Incredible Brain Improvements

This piece is drawn from a conversation I had as a guest on Always Better Than Yesterday (ABTY). You can watch the original conversation. What follows is my own perspective, as a cognitive neuroscientist and brain-training coach, on what actually happens when someone trains their brain and we put a second map next to the first.

What does a follow-up brain map actually show?

The most rewarding part of my coaching work is a specific moment that happens around six to eight weeks into training. Someone sits down with me, we pull up their second QEEG brain map, and we put it side by side with the baseline we recorded before they started. On the screen, I can show them a clear shift toward the normative range in measures of executive function and cortical activity.

That shift means something concrete. A QEEG measures the power and distribution of brainwave activity across frequency bands at standardized electrode sites. When I describe a baseline as deviant, I mean the person's EEG at a given site sits well outside the normative range for their age. Movement back toward the center of that distribution is a large, measurable change on the bell curve. It is the difference between a brain that scores in the bottom few percent on a regulatory measure and one that scores near the middle of the pack.

How do you train your way from a baseline map to a better one?

Early on, training feels like working with a personal trainer. You show up, we set a target, and you report variable experiences. One week you tell me your mother-in-law made you furious and your focus fell apart. Another week you tell me something clicked. We adjust. We try a protocol, watch the response, and refine.

The mechanism underneath is operant conditioning of brainwave activity. In sensorimotor and EEG training, you produce a target rhythm and the system rewards it with feedback in real time. Over repeated sessions, the brain learns to generate that state more reliably on its own. For attention and self-regulation, a common target is sensorimotor rhythm, or SMR, the 12 to 15 Hz band over sensorimotor cortex. Training SMR is thought to engage the same thalamocortical circuits that generate sleep spindles, which is one proposed reason people frequently report both steadier daytime focus and better sleep (Sterman & Egner, 2006). That dual benefit is a well-replicated observation across SMR protocols.

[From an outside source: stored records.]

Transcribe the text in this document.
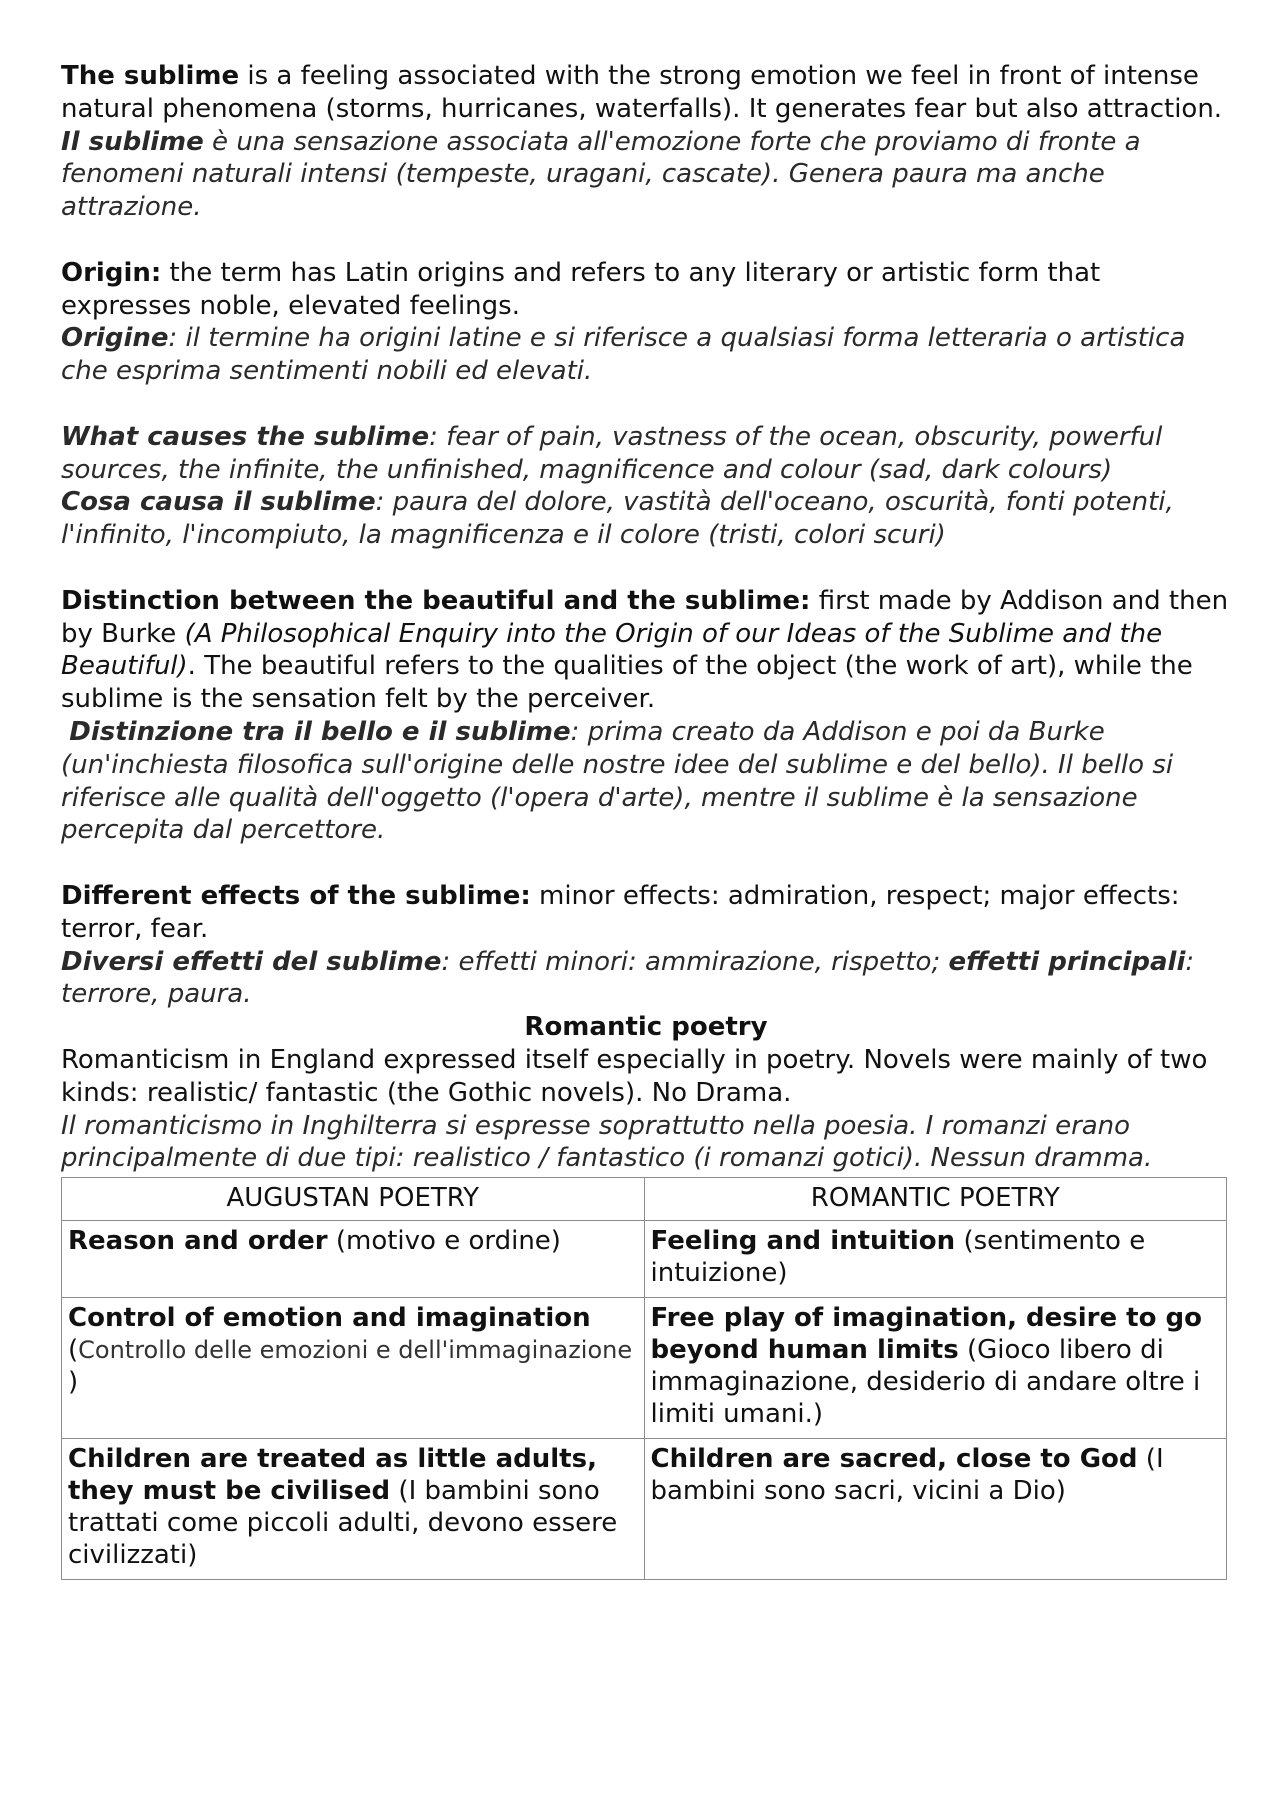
The sublime is a feeling associated with the strong emotion we feel in front of intense natural phenomena (storms, hurricanes, waterfalls). It generates fear but also attraction.

Il sublime è una sensazione associata all'emozione forte che proviamo di fronte a fenomeni naturali intensi (tempeste, uragani, cascate). Genera paura ma anche attrazione.

Origin: the term has Latin origins and refers to any literary or artistic form that expresses noble, elevated feelings.

Origine: il termine ha origini latine e si riferisce a qualsiasi forma letteraria o artistica che esprima sentimenti nobili ed elevati.

What causes the sublime: fear of pain, vastness of the ocean, obscurity, powerful sources, the infinite, the unfinished, magnificence and colour (sad, dark colours)

Cosa causa il sublime: paura del dolore, vastità dell'oceano, oscurità, fonti potenti, l'infinito, l'incompiuto, la magnificenza e il colore (tristi, colori scuri)

Distinction between the beautiful and the sublime: first made by Addison and then by Burke (A Philosophical Enquiry into the Origin of our Ideas of the Sublime and the Beautiful). The beautiful refers to the qualities of the object (the work of art), while the sublime is the sensation felt by the perceiver.

Distinzione tra il bello e il sublime: prima creato da Addison e poi da Burke (un'inchiesta filosofica sull'origine delle nostre idee del sublime e del bello). Il bello si riferisce alle qualità dell'oggetto (l'opera d'arte), mentre il sublime è la sensazione percepita dal percettore.

Different effects of the sublime: minor effects: admiration, respect; major effects: terror, fear.

Diversi effetti del sublime: effetti minori: ammirazione, rispetto; effetti principali: terrore, paura.

Romantic poetry

Romanticism in England expressed itself especially in poetry. Novels were mainly of two kinds: realistic/ fantastic (the Gothic novels). No Drama.

Il romanticismo in Inghilterra si espresse soprattutto nella poesia. I romanzi erano principalmente di due tipi: realistico / fantastico (i romanzi gotici). Nessun dramma.

AUGUSTAN POETRY	ROMANTIC POETRY
Reason and order (motivo e ordine)	Feeling and intuition (sentimento e intuizione)
Control of emotion and imagination
(Controllo delle emozioni e dell'immaginazione )	Free play of imagination, desire to go beyond human limits (Gioco libero di immaginazione, desiderio di andare oltre i limiti umani.)
Children are treated as little adults, they must be civilised (I bambini sono trattati come piccoli adulti, devono essere civilizzati)	Children are sacred, close to God (I bambini sono sacri, vicini a Dio)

Other protocols target the balance of slow and fast activity. In ADHD-pattern brains, the research describes a subgroup with excess theta relative to beta over frontal and central sites, which tracks with the activation-energy problem people describe as knowing what to do and being unable to start (Arns et al., 2013). Training that ratio down, or training alpha where the gating mechanism needs work, shifts the regulatory baseline. Alpha oscillations appear to actively inhibit task-irrelevant regions, so the research suggests improving alpha control sharpens what gets through and what gets filtered out (Klimesch et al., 2007).

What changes outside the clinic?

The map is the measurement. The reason it matters is what people notice in their lives. When someone comes back at week six, the report sounds different from the early sessions. Their mom has been noticing it. Their spouse has been noticing it. A teacher tells a younger client they seem focused now. The person tells me they feel proud of themselves.

That behavioral change lines up with the electrical change. Improved executive function on a QEEG corresponds to better task initiation, steadier attention, and more self-control in daily life. These are the same circuits, measured two ways. The map gives you the mechanism; the family and the teacher give you the outcome.

How much can the brain actually change?

The honest range matters here. Research on neurofeedback and cognition reports gains of varying size depending on the individual and the population studied, and the field's evidence is real but uneven. Motor-skill and performance improvements show up across groups in the research, from athletes to people recovering from brain injury. There is also structural evidence: studies have associated training with measurable changes on MRI, which appear to be a downstream consequence of repeated functional change rather than a direct effect of the feedback itself (Ghaziri et al., 2013).

I separate what I tell you by evidence strength. Functional EEG change and the behavioral gains that track it are well-established for the protocols used most. Structural MRI changes after training are emerging, supported by a smaller set of studies. The specific magnitude any one person will see is something I estimate from their baseline, not something I promise. None of this is a diagnosis or a treatment claim about any individual; it is what the research shows about brains and about neurofeedback as a method. You can read more about where the science stands in Is Neurofeedback Legitimate? and Does Neurofeedback Work for ADHD?.

What does this mean for someone starting out?

If you are considering training, the path is straightforward. We record a baseline QEEG to see your actual pattern, not a guess based on symptoms. We set protocols against what the map shows. You train, you report what you notice week to week, and we adjust. Around six to eight weeks, we record a second map and compare.

When that second map shows the shift, I get to point at the screen and tell a client, including the young ones, look at your brain, you changed it. Then the conversation turns to the next target. That is the part that keeps the work interesting: the brain is plastic, the change is measurable, and there is almost always something else worth training next.